Edit: Based upon the excellent feedback I have changed my generator from a permutations to a work lookup:

public class AnagramGenerator {
private Map<String, Set<String>> groupedByAnagram = new HashMap<String, Set<String>>();

    private Set<String> dictionary;

    public AnagramGenerator(Set<String> dictionary) {

        this.dictionary = dictionary;
    }

 public List<Word> searchAlphabetically() {

        List<Word> words = new ArrayList<>();
        for (String word : dictionary) {
            String key = sortString(word);
            if (!groupedByAnagram.containsKey(key)) {
                groupedByAnagram.put(key, new HashSet<>());
            }
            if (!word.equalsIgnoreCase(key)) {
                groupedByAnagram.get(key).add(word);
            }
        }

        for (Map.Entry<String, Set<String>> entry : groupedByAnagram.entrySet()) {
            words.add(new Word(entry.getKey(), new ArrayList(entry.getValue())));
        }

        return words;
    }
 private String sortString(String goodString) {

        char[] letters = goodString.toLowerCase().toCharArray();
        Arrays.sort(letters);
        return new String(letters);
    }

It has a bit more tweaking so I don't add a word as it's own anagram, but otherwise this appears to be blazing fast. And, the code is much cleaner. Thanks everyone!


Solution

  • As noted for longer words, the number of permutations soon becomes enormous.

    /usr/share/dict/british-english on Debian has 99,156 lines. There are longer word lists, but let's use that as an example.

    The number of permutations for a nine letter word is 9! = 362,880

    Therefore, for words of 9 letters or more, it's less computational effort to try every word in the dictionary, than it is to try every permutation of the input word.

    10! milliseconds = ~1 hour
    12! milliseconds = ~5.54 days
    15! milliseconds = ~41.44 years
    

    And you'd be lucky to process one permutation per ms, so you can see you soon get to a number of permutations that are completely impractical to work with. The impact on stack and heap mounts up at the same rate.

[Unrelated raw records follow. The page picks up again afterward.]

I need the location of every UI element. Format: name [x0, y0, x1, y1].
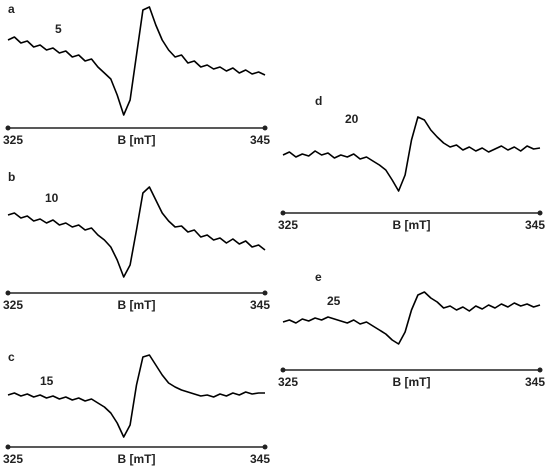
panel-label: a — [8, 2, 15, 16]
panel-label: d — [315, 94, 322, 108]
annotation: 5 — [55, 22, 62, 36]
x-axis-label: B [mT] — [118, 133, 156, 147]
x-tick — [280, 367, 286, 373]
annotation: 10 — [45, 191, 59, 205]
spectrum-line — [7, 6, 266, 116]
x-tick — [537, 367, 543, 373]
panel-label: b — [8, 170, 15, 184]
x-tick — [5, 444, 11, 450]
panel-label: e — [315, 270, 322, 284]
x-axis-label: B [mT] — [393, 218, 431, 232]
x-tick-label: 345 — [525, 375, 545, 389]
x-tick-label: 325 — [278, 218, 298, 232]
x-axis-label: B [mT] — [118, 298, 156, 312]
spectrum-line — [282, 291, 541, 345]
x-tick-label: 345 — [250, 133, 270, 147]
x-tick-label: 325 — [278, 375, 298, 389]
x-tick-label: 345 — [250, 452, 270, 466]
x-tick — [280, 210, 286, 216]
panel-label: c — [8, 350, 15, 364]
x-axis-label: B [mT] — [118, 452, 156, 466]
annotation: 15 — [40, 374, 54, 388]
x-tick — [262, 125, 268, 131]
x-tick-label: 345 — [525, 218, 545, 232]
x-tick — [5, 125, 11, 131]
annotation: 20 — [345, 112, 359, 126]
x-tick — [262, 444, 268, 450]
annotation: 25 — [327, 294, 341, 308]
x-tick-label: 325 — [3, 452, 23, 466]
x-axis-label: B [mT] — [393, 375, 431, 389]
x-tick-label: 325 — [3, 133, 23, 147]
x-tick — [262, 290, 268, 296]
spectrum-line — [7, 186, 266, 278]
spectrum-line — [282, 116, 541, 192]
x-tick-label: 325 — [3, 298, 23, 312]
x-tick — [537, 210, 543, 216]
x-tick-label: 345 — [250, 298, 270, 312]
x-tick — [5, 290, 11, 296]
spectrum-line — [7, 354, 265, 438]
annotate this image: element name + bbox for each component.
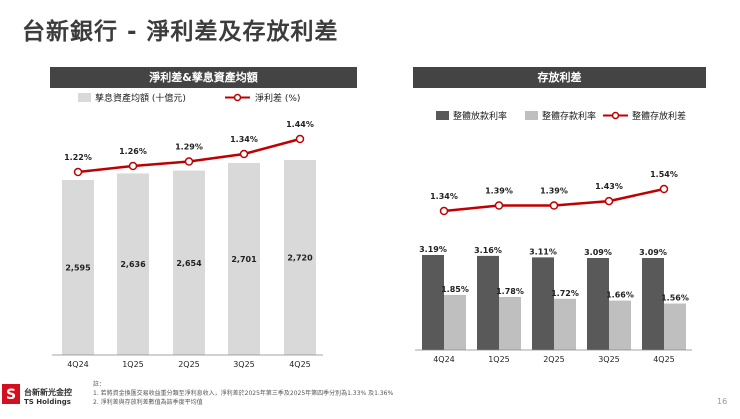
spread-point: [604, 196, 614, 206]
spread-point: [494, 201, 504, 210]
nim-point-label: 1.44%: [286, 120, 314, 129]
footnotes: 註： 1. 若將資金換匯交易收益重分類至淨利息收入，淨利差於2025年第三季及2…: [93, 380, 393, 407]
logo-name-en: TS Holdings: [24, 398, 71, 406]
deposit-rate-bar: [609, 300, 631, 350]
nim-chart-header: 淨利差&孳息資產均額: [50, 67, 357, 88]
nim-x-tick: 4Q24: [67, 360, 89, 369]
spread-legend-loan-label: 整體放款利率: [453, 110, 507, 122]
loan-rate-bar: [642, 257, 664, 350]
logo-name-cn: 台新新光金控: [24, 388, 72, 397]
spread-point-label: 1.39%: [485, 187, 513, 196]
nim-legend-line-marker: [233, 93, 242, 102]
nim-point: [239, 149, 249, 159]
deposit-rate-label: 1.78%: [496, 287, 524, 296]
spread-legend-line-label: 整體存放利差: [632, 110, 686, 122]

    So, try the algorithm (pseudocode):

     sorted_input = sort_alphabetically(input_word)
     for each dictionary_word // probably a file readline()
         sorted_dictionary_word = sort_alphabetically(dictionary_word)
         if(sorted_dictionary_word = sorted_input)
             it's an anagram! Handle it
         end 
     end
    

    Similarly, you can fairly quickly write all dictionary-word algorithms into a lookup data structure. Pseudocode again; in Java you could use a Map<String, List<String>> or a MultiMap from Apache Commons or Guava:

      multimap = new MultiMap<String, String> // or whatever
    
      def build_dict:
          for each dictionary_word // probably a file readline()
              multimap.add(
                   sort_alphabetically(dictionary_word), 
                   dictionary_word)
          end
      end
    
      def lookup_anagrams(word):
          return multimap.get(sort_alphabetically(word))
      end 
    

    This takes up a moderate amount of memory (the whole dictionary, plus a bit for the keys and map overheads), but means that once the structure is created, you can query over and over again very cheaply indeed.

    If you want to find two-word anagrams, you will need a more complicated and interesting algorithm. But even then, avoiding brute-forcing the entire search-space of permutations is vital to your success.